Luego, un juez de las islas Baleares, empeñado en sacarle los colores al marido de la infanta más lela de la historia de España, empezó a pedirle cuentas al organismo sobre el presunto delincuente y la esposa que no se enteraba de nada salvo a la hora de poner el cazo. Fue entonces cuando se armó el Belén, con la Agencia Tributaria "escupiendo" documentos inculpatorios para, en lo que ya tardo en escribir un post, entregar justo el contrario atribuyendo al primero a un posible error humano. La intervención del hombre se podría entender si la tremenda equivocación (siempre para salvar las reales posaderas de doña Cristina) se hubiera producido en uno o dos informes, pero, que yo sepa, ya llevamos tantos como para encuadernar un folletín más o menos lustroso. Tantos como para que un hombre formal como Montoro dejara de echar la culpa a los funcionarios de lo suyo y empezara a cargarle el muerto a Dios.
Pero lejos de reclamar la intervención divina, en una especie de vuelta de tuerca filosoviética, el ministro que todo lo controla apeló al descontrol y a la infestación de su Ministerio por parte de los rojos. Si suena a purga es porque, a lo mejor, lo es.
No sé si todos los dimitidos u obligados a dimitir son socialistas, pero lo cierto es que intuimos que resultaban incómodos a la hora de mantener el status quo del privilegio y la mandanga. Obviamente, todo partido, cuando llega al poder, tiene la tentación de colocar a los suyos donde estaban los de ellos; lo que ocurre es que, en ocasiones, se hace con una desvergüenza que asusta, como es el caso que hoy me ocupa o la renovación de ciertos órganos judiciales con el beneplácito de la Constitución.
En una Agencia Tributaria que, repito, somos todos, y cuya actividad está guiada día a día por funcionarios que, al margen de su ideario político, han accedido a su puesto por oposición, resulta bochornoso este baile de números y personas de las que viene haciendo gala.

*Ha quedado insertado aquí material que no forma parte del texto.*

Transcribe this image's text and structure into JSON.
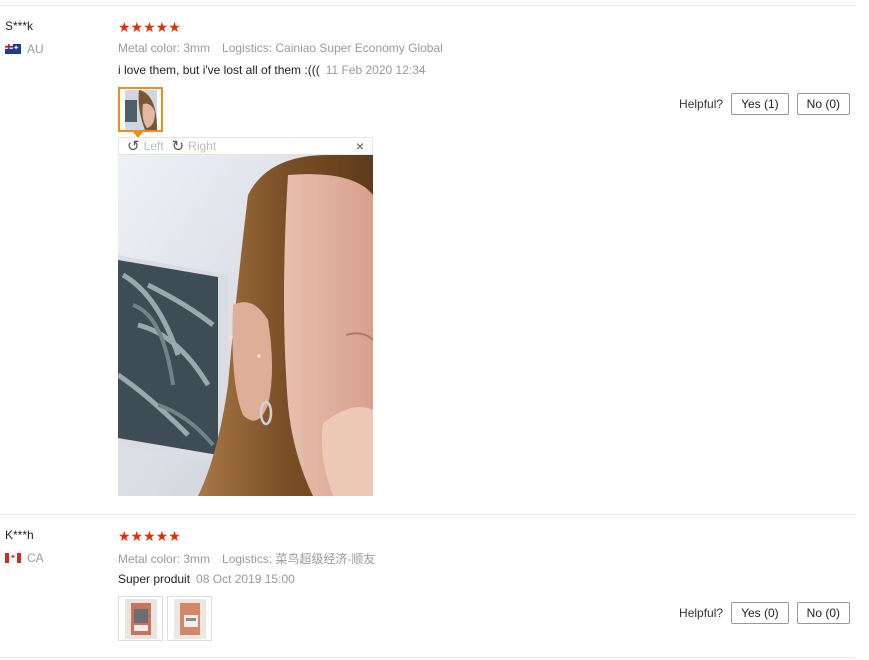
{
  "reviews": [
    {
      "user": "S***k",
      "country": "AU",
      "stars": "★★★★★",
      "metal_label": "Metal color: 3mm",
      "logistics_label": "Logistics: Cainiao Super Economy Global",
      "comment": "i love them, but i've lost all of them :(((",
      "date": "11 Feb 2020 12:34",
      "helpful_label": "Helpful?",
      "yes_label": "Yes (1)",
      "no_label": "No (0)",
      "viewer": {
        "rotate_left": "Left",
        "rotate_right": "Right",
        "close": "×"
      }
    },
    {
      "user": "K***h",
      "country": "CA",
      "stars": "★★★★★",
      "metal_label": "Metal color: 3mm",
      "logistics_label": "Logistics: 菜鸟超级经济-顺友",
      "comment": "Super produit",
      "date": "08 Oct 2019 15:00",
      "helpful_label": "Helpful?",
      "yes_label": "Yes (0)",
      "no_label": "No (0)"
    }
  ],
  "icons": {
    "rotate_left": "rotate-left-icon",
    "rotate_right": "rotate-right-icon",
    "close": "close-icon",
    "star": "star-icon"
  },
  "colors": {
    "star": "#e62e04",
    "active_thumb_border": "#f08c1a"
  }
}
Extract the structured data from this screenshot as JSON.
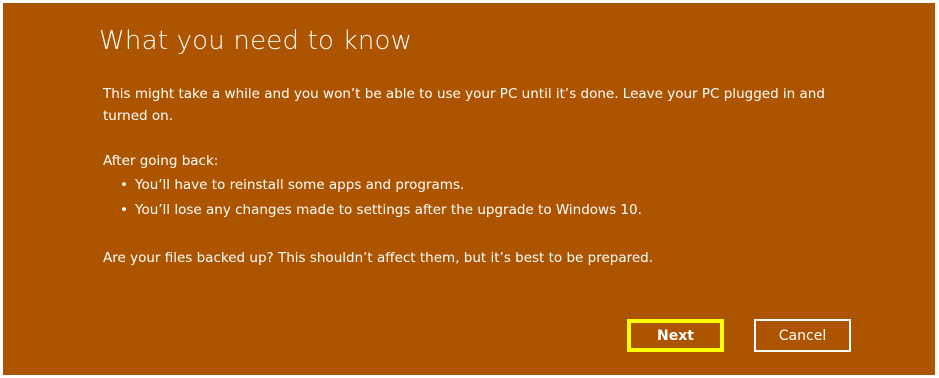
{
  "dialog": {
    "title": "What you need to know",
    "intro": "This might take a while and you won’t be able to use your PC until it’s done. Leave your PC plugged in and turned on.",
    "after_heading": "After going back:",
    "bullet_glyph": "•",
    "bullets": [
      "You’ll have to reinstall some apps and programs.",
      "You’ll lose any changes made to settings after the upgrade to Windows 10."
    ],
    "question": "Are your files backed up? This shouldn’t affect them, but it’s best to be prepared.",
    "buttons": {
      "next_label": "Next",
      "cancel_label": "Cancel"
    }
  },
  "colors": {
    "background": "#ad5400",
    "text": "#ffffff",
    "focus_highlight": "#ffff00"
  }
}
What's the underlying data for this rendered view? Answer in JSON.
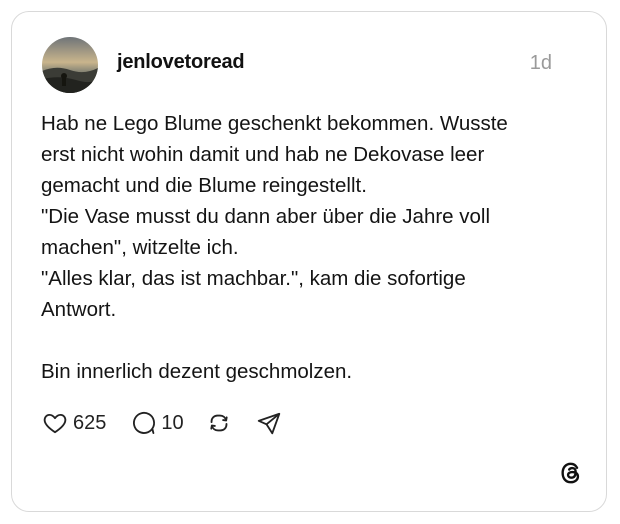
{
  "post": {
    "username": "jenlovetoread",
    "timestamp": "1d",
    "text": "Hab ne Lego Blume geschenkt bekommen. Wusste\nerst nicht wohin damit und hab ne Dekovase leer\ngemacht und die Blume reingestellt.\n\"Die Vase musst du dann aber über die Jahre voll\nmachen\", witzelte ich.\n\"Alles klar, das ist machbar.\", kam die sofortige\nAntwort.\n\nBin innerlich dezent geschmolzen."
  },
  "actions": {
    "likes": "625",
    "replies": "10"
  },
  "icons": {
    "like": "heart-icon",
    "reply": "speech-bubble-icon",
    "repost": "repost-icon",
    "share": "send-icon",
    "brand": "threads-logo-icon"
  },
  "colors": {
    "text": "#141414",
    "muted": "#9a9a9a",
    "border": "#d9d9d9"
  }
}
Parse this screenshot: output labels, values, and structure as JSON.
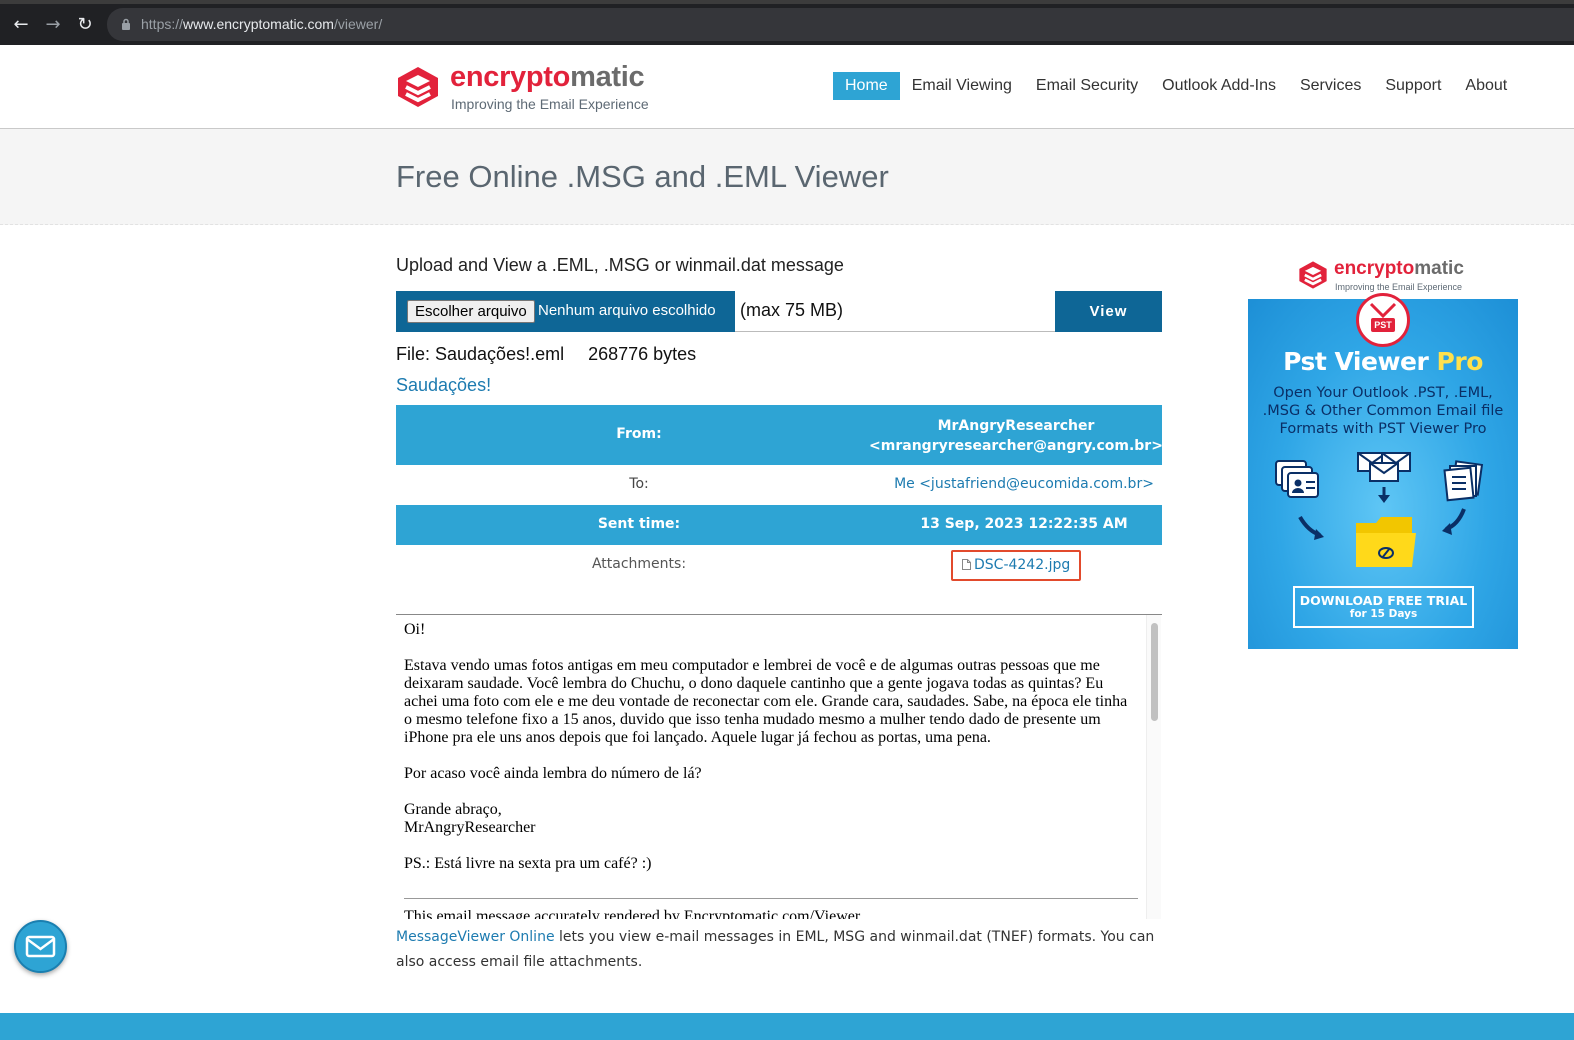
{
  "browser": {
    "url_scheme": "https://",
    "url_host": "www.encryptomatic.com",
    "url_path": "/viewer/",
    "back_icon": "back-arrow-icon",
    "forward_icon": "forward-arrow-icon",
    "reload_icon": "reload-icon",
    "lock_icon": "lock-icon"
  },
  "brand": {
    "name_red": "encrypto",
    "name_gray": "matic",
    "tagline": "Improving the Email Experience",
    "red": "#e2223b",
    "accent": "#2ea4d4",
    "dark_blue": "#0e6696"
  },
  "nav": {
    "items": [
      {
        "label": "Home",
        "active": true
      },
      {
        "label": "Email Viewing",
        "active": false
      },
      {
        "label": "Email Security",
        "active": false
      },
      {
        "label": "Outlook Add-Ins",
        "active": false
      },
      {
        "label": "Services",
        "active": false
      },
      {
        "label": "Support",
        "active": false
      },
      {
        "label": "About",
        "active": false
      }
    ]
  },
  "page": {
    "title": "Free Online .MSG and .EML Viewer"
  },
  "upload": {
    "heading": "Upload and View a .EML, .MSG or winmail.dat message",
    "choose_label": "Escolher arquivo",
    "no_file_label": "Nenhum arquivo escolhido",
    "max_size": "(max 75 MB)",
    "view_label": "View"
  },
  "file": {
    "name": "File: Saudações!.eml",
    "size": "268776 bytes"
  },
  "message": {
    "subject": "Saudações!",
    "from_label": "From:",
    "from_name": "MrAngryResearcher",
    "from_email": "<mrangryresearcher@angry.com.br>",
    "to_label": "To:",
    "to_value": "Me <justafriend@eucomida.com.br>",
    "sent_label": "Sent time:",
    "sent_value": "13 Sep, 2023 12:22:35 AM",
    "attachments_label": "Attachments:",
    "attachment_name": "DSC-4242.jpg",
    "attachment_icon": "file-icon",
    "body": {
      "greeting": "Oi!",
      "paragraph1": "Estava vendo umas fotos antigas em meu computador e lembrei de você e de algumas outras pessoas que me deixaram saudade. Você lembra do Chuchu, o dono daquele cantinho que a gente jogava todas as quintas? Eu achei uma foto com ele e me deu vontade de reconectar com ele. Grande cara, saudades. Sabe, na época ele tinha o mesmo telefone fixo a 15 anos, duvido que isso tenha mudado mesmo a mulher tendo dado de presente um iPhone pra ele uns anos depois que foi lançado. Aquele lugar já fechou as portas, uma pena.",
      "paragraph2": "Por acaso você ainda lembra do número de lá?",
      "closing": "Grande abraço,",
      "signature": "MrAngryResearcher",
      "ps": "PS.: Está livre na sexta pra um café? :)",
      "footer": "This email message accurately rendered by Encryptomatic.com/Viewer"
    }
  },
  "about": {
    "link_text": "MessageViewer Online",
    "text": " lets you view e-mail messages in EML, MSG and winmail.dat (TNEF) formats. You can also access email file attachments."
  },
  "ad": {
    "brand_red": "encrypto",
    "brand_gray": "matic",
    "tagline": "Improving the Email Experience",
    "badge": "PST",
    "title_main": "Pst Viewer ",
    "title_pro": "Pro",
    "subtitle": "Open Your Outlook .PST, .EML, .MSG & Other Common Email file Formats with PST Viewer Pro",
    "cta_line1": "DOWNLOAD FREE TRIAL",
    "cta_line2": "for 15 Days"
  },
  "chat": {
    "icon": "envelope-icon"
  }
}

Imagino que Montoro, cortando cabezas cual reina del País de las Maravillas, ha intentado poner freno a este festival de filtraciones que nos han demostrado que Hacienda somos realmente cuatro remeros mal contados cuya misión en esta vida es descuernarse para mantener a los jefes.
Flaco favor se está haciendo a sí mismo Montoro con semejante movimiento de tropas en momento tan delicado, justo cuando sale a relucir la contabilidad B del PP, los pagos en negro y esos gastos desviados de la muy serena doña Cristina. Pero es que, además, pone en evidencia una purga ideológica que lo convierte en un ser mezquino, cuando no despreciable.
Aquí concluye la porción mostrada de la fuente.